Die Motivation, dem sozialen Druck zu folgen, ergibt sich aber auch aus dem Kalkül, die individuelle Anerkennung innerhalb der Gruppe langfristig zu erhalten oder zu verbessern. So betonte einer der Diplomaten: „Wir werden dafür bezahlt, dass wir hier Freunde finden“. Ein Attaché wird es schwer haben, Verbündete in Diskussionen zu finden, wenn es an guten Beziehungen zu Kollegen aus anderen Mitgliedstaaten mangelt.

Die enge Zusammenarbeit, das Gemeinschaftsgefühl und die Binnensolidarität unter den Attachés tragen dazu bei, Einigungen in bestimmten Politikbereichen zu beschleunigen, oftmals zum Nachteil der eigenen Weisung. Es ist jedoch wichtig anzumerken, dass diese Einschätzungen hauptsächlich aus Interviews mit der Ratsarbeitsgruppe für öffentliche Gesundheit stammen und so nicht verallgemeinerbar sind.

Die Attachés selbst sagen, dass die ‚öffentliche Gesundheit‘ ein Themenbereich ist, der stark von gemeinsamen, eher altruistischen Werten beeinflusst wird, wie z.
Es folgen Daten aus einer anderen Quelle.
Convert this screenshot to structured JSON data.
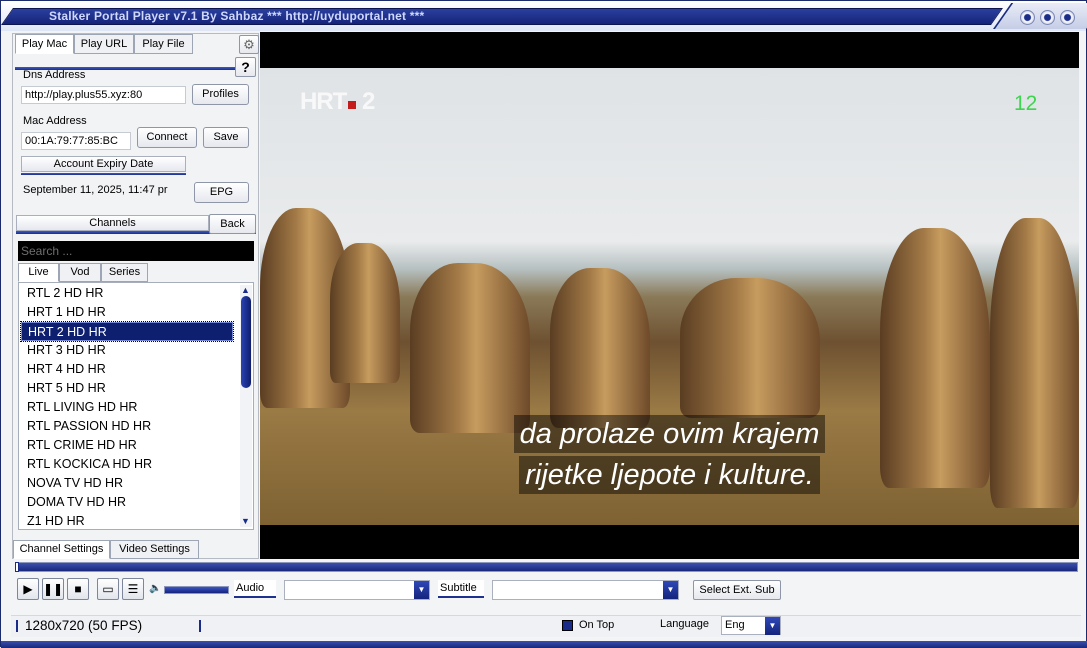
{
  "window": {
    "title": "Stalker Portal Player v7.1 By Sahbaz *** http://uyduportal.net ***"
  },
  "top_tabs": [
    "Play Mac",
    "Play URL",
    "Play File"
  ],
  "portal": {
    "dns_label": "Dns Address",
    "dns_value": "http://play.plus55.xyz:80",
    "profiles_label": "Profiles",
    "mac_label": "Mac Address",
    "mac_value": "00:1A:79:77:85:BC",
    "connect_label": "Connect",
    "save_label": "Save",
    "expiry_header": "Account Expiry Date",
    "expiry_value": "September 11, 2025, 11:47 pr",
    "epg_label": "EPG",
    "help_label": "?"
  },
  "channels": {
    "header": "Channels",
    "back_label": "Back",
    "search_placeholder": "Search ...",
    "tabs": [
      "Live",
      "Vod",
      "Series"
    ],
    "items": [
      "RTL 2 HD HR",
      "HRT 1 HD HR",
      "HRT 2 HD HR",
      "HRT 3 HD HR",
      "HRT 4 HD HR",
      "HRT 5 HD HR",
      "RTL LIVING HD HR",
      "RTL PASSION HD HR",
      "RTL CRIME HD HR",
      "RTL KOCKICA HD HR",
      "NOVA TV HD HR",
      "DOMA TV HD HR",
      "Z1 HD HR"
    ],
    "selected": "HRT 2 HD HR"
  },
  "settings_tabs": [
    "Channel Settings",
    "Video Settings"
  ],
  "video": {
    "logo_text": "HRT",
    "logo_num": "2",
    "channel_number": "12",
    "subtitle_line1": "da prolaze ovim krajem",
    "subtitle_line2": "rijetke ljepote i kulture."
  },
  "controls": {
    "audio_label": "Audio",
    "subtitle_label": "Subtitle",
    "select_ext_sub": "Select Ext. Sub"
  },
  "status": {
    "resolution": "1280x720  (50 FPS)",
    "on_top_label": "On Top",
    "language_label": "Language",
    "language_value": "Eng"
  },
  "colors": {
    "accent": "#1a2c8a",
    "selected_row": "#0d1f6e",
    "channel_number": "#3ed54e"
  }
}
B. der Bekämpfung von Krebs oder Schäden durch Drogenkonsum. Das Ziel der Gesundheitsattachés ist es, „ein besseres Europa für die Gesundheit zu schaffen“ und „die Gesundheit der europäischen Bürger zu schützen“. In Politikbereichen, in denen auch der finanzielle Gewinn im Vordergrund steht, wie z. B. beim geistigen Eigentum, ist das „Wir-Gefühl“ und damit der Einfluss auf die Zusammenarbeit und die Abschwächung der nationalen Positionen vermutlich weniger stark ausgeprägt.

Darüber hinaus liegt der Themenbereich Gesundheit in der Zuständigkeit der Mitgliedstaaten. Ein wesentlicher Teil der alltäglichen Praxis der Gesundheitsattachés besteht also darin, die Kommission in Schach zu halten; beispielsweise während der Pandemie, als die Kommission die Dringlichkeit nutzen konnte, um ihren Einfluss in einem Politikfeld auszuweiten, für den sie rechtlich nicht zuständig ist. Die Verhandlungen sind in diesem Politikfeld also eher von einem „Wir gegen die Kommission“ als von Uneinigkeit zwischen den Mitgliedsstaaten geprägt.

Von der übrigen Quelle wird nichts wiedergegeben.